Borna Disease Virus (BDV) is a unique entity that exploits a wide range of host cellular processes for its lifecycle. The activators or modulators of BDV, as a result, are chemicals that can alter these specific pathways, creating an environment conducive to BDV replication or spread. For instance, endocytic trafficking is a primary mode of BDV entry into neurons, and chemicals such as chlorpromazine play a pivotal role in this process. Not just the entry, but the uncoating of BDV is also a critical step, wherein the acidic pH maintained by vacuolar-type H+-ATPases becomes indispensable. Therefore, compounds like Bafilomycin A1, which influence endosomal pH, become integral to the viral lifecycle.

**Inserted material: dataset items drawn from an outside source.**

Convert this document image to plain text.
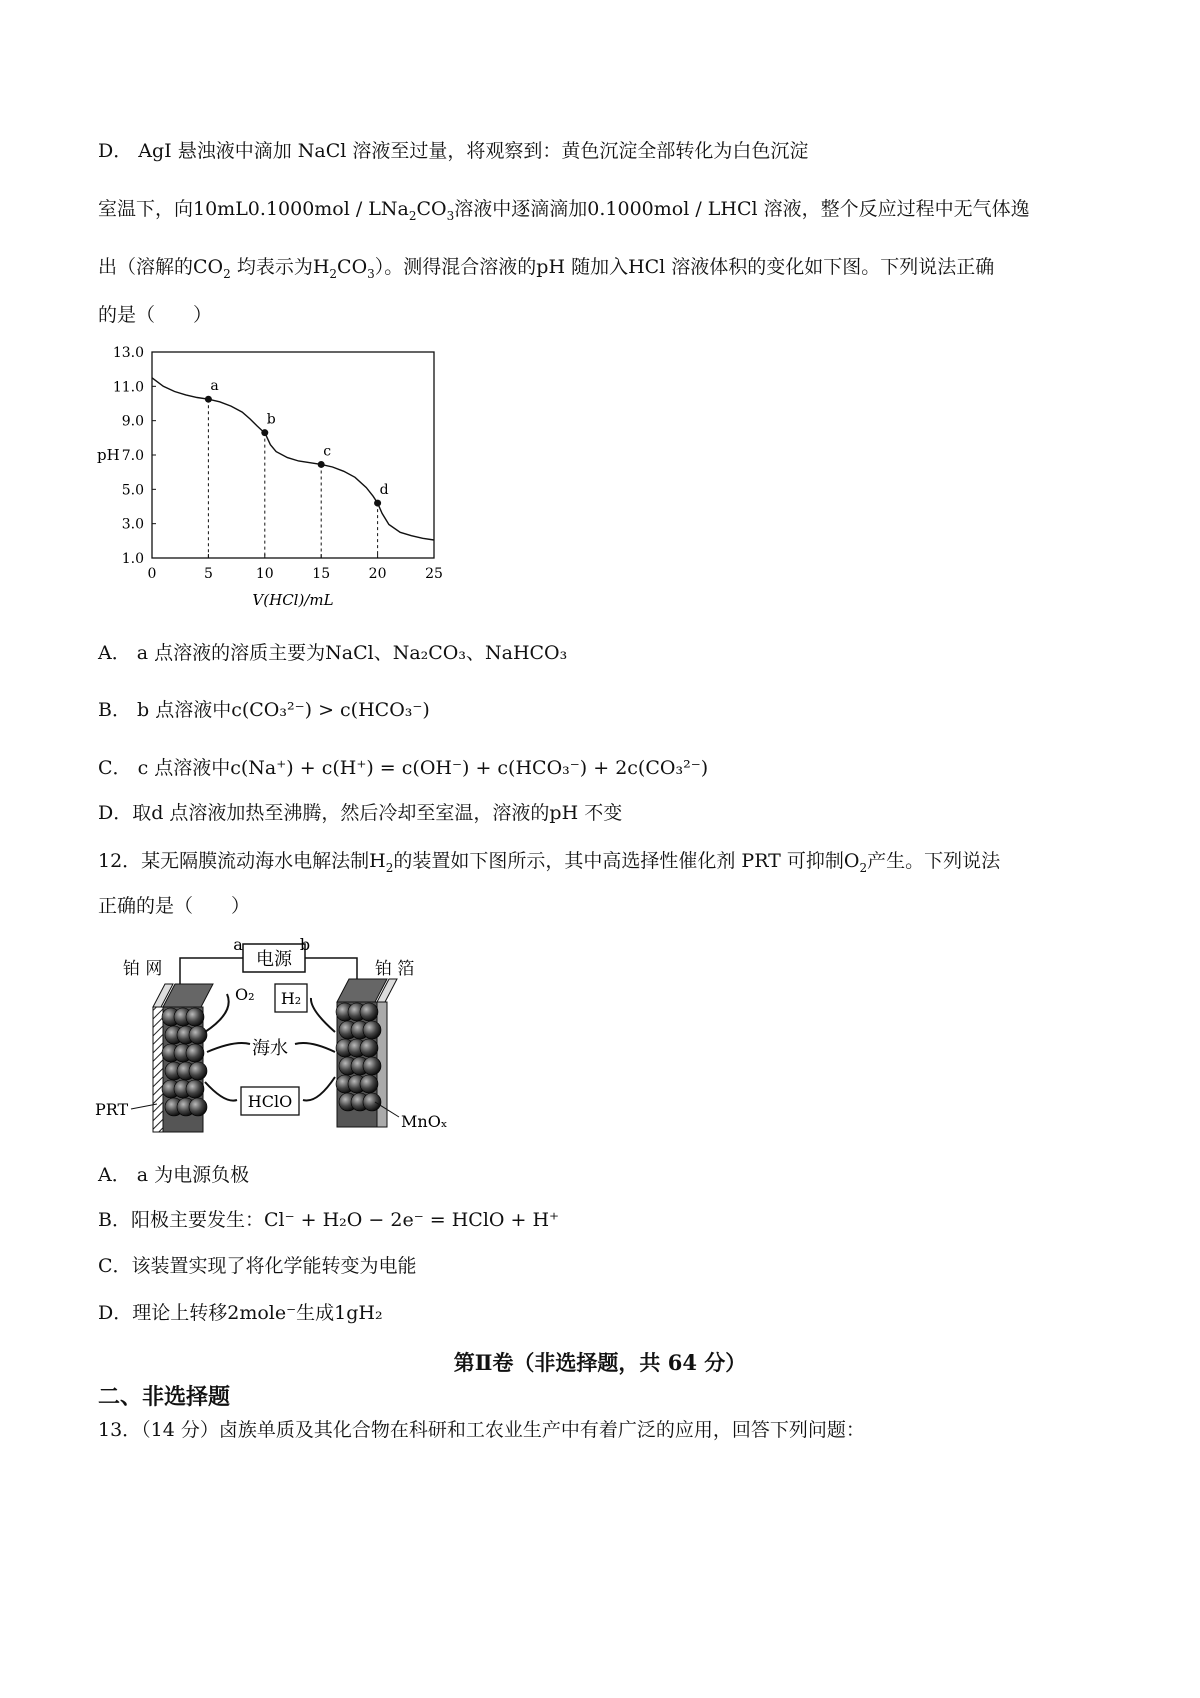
D． AgI 悬浊液中滴加 NaCl 溶液至过量，将观察到：黄色沉淀全部转化为白色沉淀
室温下，向$10mL0.1000mol / LNa_2CO_3$溶液中逐滴滴加0.1000mol / LHCl 溶液，整个反应过程中无气体逸
出（溶解的$CO_2$ 均表示为$H_2CO_3$）。测得混合溶液的pH 随加入HCl 溶液体积的变化如下图。下列说法正确
的是（　　）
0	5	10	15	20	25
1.0
3.0
5.0
7.0
9.0
11.0
13.0
pH
V(HCl)/mL
a
b
c
d
A． a 点溶液的溶质主要为NaCl、Na₂CO₃、NaHCO₃
B． b 点溶液中c(CO₃²⁻) > c(HCO₃⁻)
C． c 点溶液中c(Na⁺) + c(H⁺) = c(OH⁻) + c(HCO₃⁻) + 2c(CO₃²⁻)
D．取d 点溶液加热至沸腾，然后冷却至室温，溶液的pH 不变
12．某无隔膜流动海水电解法制$H_2$的装置如下图所示，其中高选择性催化剂 PRT 可抑制$O_2$产生。下列说法
正确的是（　　）
电源
a	b
铂 网	铂 箔
O₂ H₂
海水
HClO
PRT
MnOₓ
A． a 为电源负极
B．阳极主要发生：Cl⁻ + H₂O − 2e⁻ = HClO + H⁺
C．该装置实现了将化学能转变为电能
D．理论上转移2mole⁻生成1gH₂
第Ⅱ卷（非选择题，共 64 分）
二、非选择题
13．（14 分）卤族单质及其化合物在科研和工农业生产中有着广泛的应用，回答下列问题：
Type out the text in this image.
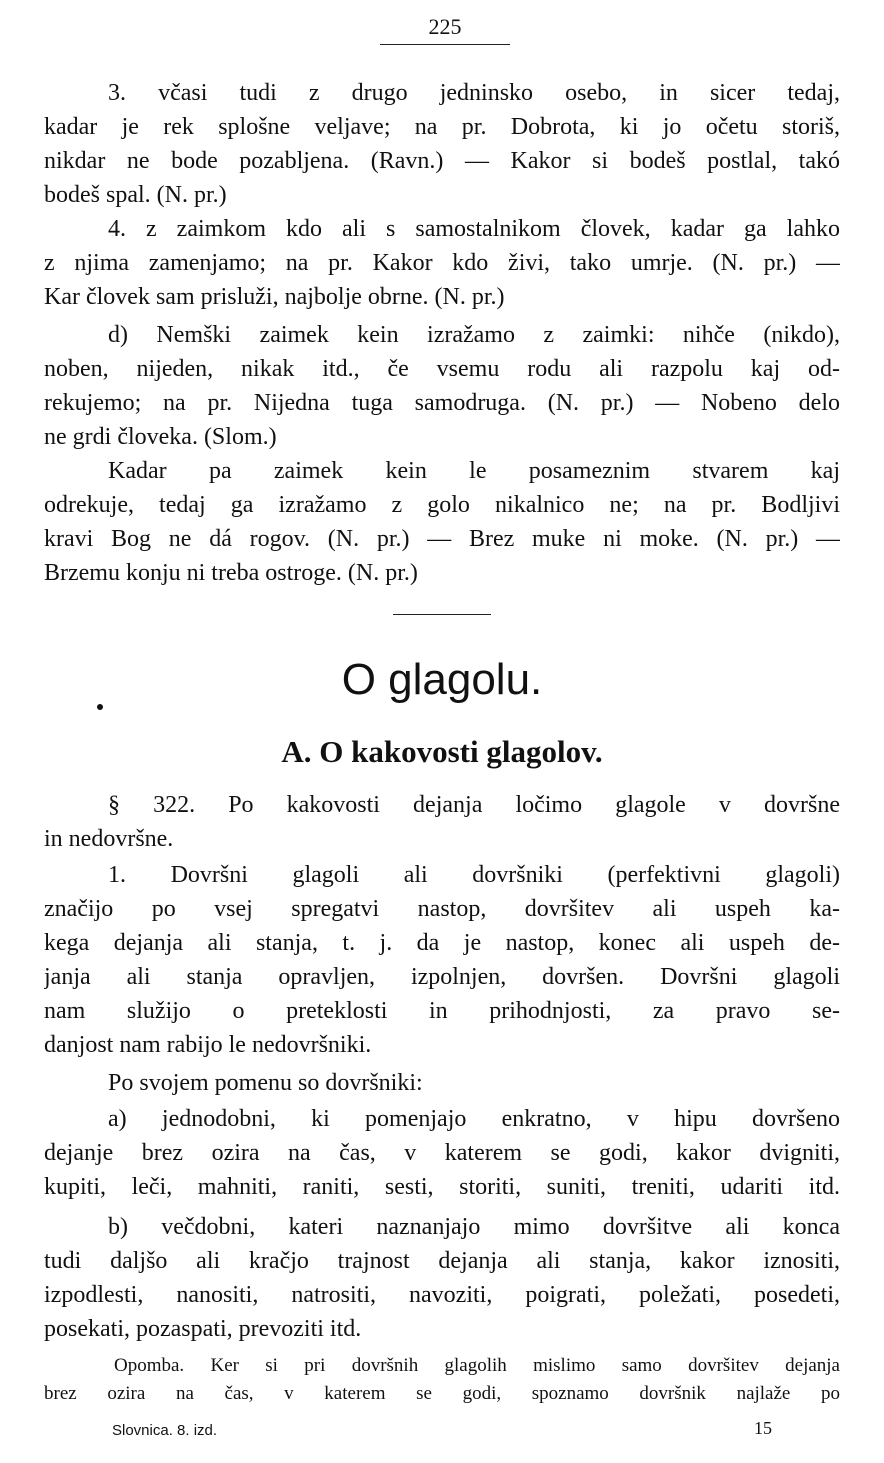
225
3. včasi tudi z drugo jedninsko osebo, in sicer tedaj,
kadar je rek splošne veljave; na pr. Dobrota, ki jo očetu storiš,
nikdar ne bode pozabljena. (Ravn.) — Kakor si bodeš postlal, takó
bodeš spal. (N. pr.)
4. z zaimkom kdo ali s samostalnikom človek, kadar ga lahko
z njima zamenjamo; na pr. Kakor kdo živi, tako umrje. (N. pr.) —
Kar človek sam prisluži, najbolje obrne. (N. pr.)
d) Nemški zaimek kein izražamo z zaimki: nihče (nikdo),
noben, nijeden, nikak itd., če vsemu rodu ali razpolu kaj od-
rekujemo; na pr. Nijedna tuga samodruga. (N. pr.) — Nobeno delo
ne grdi človeka. (Slom.)
Kadar pa zaimek kein le posameznim stvarem kaj
odrekuje, tedaj ga izražamo z golo nikalnico ne; na pr. Bodljivi
kravi Bog ne dá rogov. (N. pr.) — Brez muke ni moke. (N. pr.) —
Brzemu konju ni treba ostroge. (N. pr.)
O glagolu.
A. O kakovosti glagolov.
§ 322. Po kakovosti dejanja ločimo glagole v dovršne
in nedovršne.
1. Dovršni glagoli ali dovršniki (perfektivni glagoli)
značijo po vsej spregatvi nastop, dovršitev ali uspeh ka-
kega dejanja ali stanja, t. j. da je nastop, konec ali uspeh de-
janja ali stanja opravljen, izpolnjen, dovršen. Dovršni glagoli
nam služijo o preteklosti in prihodnjosti, za pravo se-
danjost nam rabijo le nedovršniki.
Po svojem pomenu so dovršniki:
a) jednodobni, ki pomenjajo enkratno, v hipu dovršeno
dejanje brez ozira na čas, v katerem se godi, kakor dvigniti,
kupiti, leči, mahniti, raniti, sesti, storiti, suniti, treniti, udariti itd.
b) večdobni, kateri naznanjajo mimo dovršitve ali konca
tudi daljšo ali kračjo trajnost dejanja ali stanja, kakor iznositi,
izpodlesti, nanositi, natrositi, navoziti, poigrati, poležati, posedeti,
posekati, pozaspati, prevoziti itd.
Opomba. Ker si pri dovršnih glagolih mislimo samo dovršitev dejanja
brez ozira na čas, v katerem se godi, spoznamo dovršnik najlaže po
Slovnica. 8. izd.	15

Host machinery is paramount for BDV. Chemicals like progesterone, which upregulate host kinase DYRK1A, or leptomycin B, which alters nuclear export, showcase how intricately BDV's lifecycle is intertwined with host processes. BDV's interaction with the host isn't just at the cellular level, but extends to the genetic domain as well. Histone deacetylase inhibitors like valproic acid, by altering the chromatin structure, lay the foundation for BDV genome integration into host DNA. Similarly, tunicamycin's influence on glycosylation affects the functionality of BDV's surface glycoprotein. Moreover, BDV's adaptability is evident in its capability to exploit various entry pathways, including macropinocytosis, modulated by compounds like amiloride. This diversity in BDV's interaction with the host underscores its ability to utilize a vast array of cellular pathways, and the chemicals that modulate these pathways in turn become the activators or modulators of BDV. These compounds, by targeting specific host processes, have the capability to create cellular conditions that are either conducive or restrictive for BDV replication, emphasizing the interconnectedness between BDV and its host.